I don't understand why it's seen as unfair, seems like fair game to me?
Edit: Reading further on, it seems this story is more about a person unhealthily obsessed by the Texas lottery than the lottery itself:
> In 2014, Nettles told the Texas Tribune that she was spending fourteen to sixteen hours a day keeping tabs on the lottery.
When I read the title, I thought this was about the Scheme programming language, and how maybe a bug in the garbage collector or something may have broken the lottery.
Damn, I need to get out more, guys.
Related:
Texas Lottery Director Resigns Amid Scrutiny of Rigged 2023 Draw - https://news.ycombinator.com/item?id=43787172 - April 2025 (3 comments)
Texas Officials Invited the Rigging of the State Lottery - https://news.ycombinator.com/item?id=43743053 - April 2025 (18 comment)
A Secretive Gambler Called 'The Joker' Took Down the Texas Lottery - https://news.ycombinator.com/item?id=43670402 - April 2025 (12 comments)
There Was a Texas Lottery Arbitrage - https://news.ycombinator.com/item?id=43269846 - Mar 2025 (273 comments)
Did someone win a $95M Texas Lottery jackpot by stacking the odds? - https://news.ycombinator.com/item?id=40135732 - April 2024 (3 comments)

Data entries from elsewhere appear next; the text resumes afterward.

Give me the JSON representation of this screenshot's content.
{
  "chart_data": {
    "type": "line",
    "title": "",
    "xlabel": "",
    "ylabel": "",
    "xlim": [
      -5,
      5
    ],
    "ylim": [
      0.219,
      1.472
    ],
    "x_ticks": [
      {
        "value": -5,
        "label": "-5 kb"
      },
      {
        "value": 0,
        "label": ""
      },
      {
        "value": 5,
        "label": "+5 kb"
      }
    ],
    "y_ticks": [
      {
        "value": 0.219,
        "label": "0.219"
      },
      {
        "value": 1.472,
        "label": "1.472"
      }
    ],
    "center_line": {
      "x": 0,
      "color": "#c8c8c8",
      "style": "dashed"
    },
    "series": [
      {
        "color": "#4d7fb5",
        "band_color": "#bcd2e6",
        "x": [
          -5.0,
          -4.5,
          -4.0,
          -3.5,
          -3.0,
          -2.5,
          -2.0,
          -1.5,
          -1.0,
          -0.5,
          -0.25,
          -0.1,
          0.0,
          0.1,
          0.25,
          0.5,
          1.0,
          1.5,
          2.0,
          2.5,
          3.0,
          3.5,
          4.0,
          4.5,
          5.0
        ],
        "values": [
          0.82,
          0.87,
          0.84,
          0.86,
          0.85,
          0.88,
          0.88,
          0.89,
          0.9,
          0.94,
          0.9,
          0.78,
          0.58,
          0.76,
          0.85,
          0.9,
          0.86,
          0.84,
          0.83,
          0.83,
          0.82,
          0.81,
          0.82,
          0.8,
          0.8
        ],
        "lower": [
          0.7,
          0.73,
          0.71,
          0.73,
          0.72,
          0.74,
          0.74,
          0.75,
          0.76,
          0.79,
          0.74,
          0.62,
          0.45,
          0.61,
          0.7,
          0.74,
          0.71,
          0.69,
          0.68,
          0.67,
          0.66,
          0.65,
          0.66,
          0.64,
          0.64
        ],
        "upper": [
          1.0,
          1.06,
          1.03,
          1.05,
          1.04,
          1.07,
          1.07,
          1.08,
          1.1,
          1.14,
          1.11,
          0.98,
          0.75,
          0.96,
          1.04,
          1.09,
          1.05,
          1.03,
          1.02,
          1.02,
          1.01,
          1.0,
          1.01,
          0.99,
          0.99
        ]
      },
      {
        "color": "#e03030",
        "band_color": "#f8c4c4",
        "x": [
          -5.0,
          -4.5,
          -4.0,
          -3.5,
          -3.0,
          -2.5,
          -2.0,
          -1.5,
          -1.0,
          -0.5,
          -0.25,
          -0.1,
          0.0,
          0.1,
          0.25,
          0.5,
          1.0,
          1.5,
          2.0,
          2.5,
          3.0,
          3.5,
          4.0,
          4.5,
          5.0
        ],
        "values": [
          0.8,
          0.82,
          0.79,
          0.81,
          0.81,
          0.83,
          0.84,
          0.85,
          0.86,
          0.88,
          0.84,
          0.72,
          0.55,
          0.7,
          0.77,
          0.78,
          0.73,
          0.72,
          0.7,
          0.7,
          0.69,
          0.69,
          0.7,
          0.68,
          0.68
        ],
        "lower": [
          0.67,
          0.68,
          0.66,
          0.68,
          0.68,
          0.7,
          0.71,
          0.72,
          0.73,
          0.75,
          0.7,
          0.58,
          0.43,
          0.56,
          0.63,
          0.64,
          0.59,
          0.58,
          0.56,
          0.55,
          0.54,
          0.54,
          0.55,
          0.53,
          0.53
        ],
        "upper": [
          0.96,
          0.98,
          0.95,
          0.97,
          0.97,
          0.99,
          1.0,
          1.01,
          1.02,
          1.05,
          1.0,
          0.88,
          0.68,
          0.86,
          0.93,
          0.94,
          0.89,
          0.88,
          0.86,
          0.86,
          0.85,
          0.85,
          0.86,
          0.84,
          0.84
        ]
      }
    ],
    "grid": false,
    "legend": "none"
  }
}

> gamblers are mystics at heart
this is deeply offensive, to mystics!
> (The Houston Chronicle eventually reported that a London-based gambling syndicate had bankrolled the operation.)
> Two years later, it has become a full-blown scandal. The Texas Rangers have been called in to investigate what Dan Patrick, Texas’s lieutenant governor, has called “the biggest theft from the people of Texas in the history of Texas.”
Someone from London is robbing our taxpayers, that's not allowed. Only we should be able to rob them!
It's always interesting to read how some of these lotteries are sponsoring "math education". They officially acknowledge it's a tax on math illiteracy.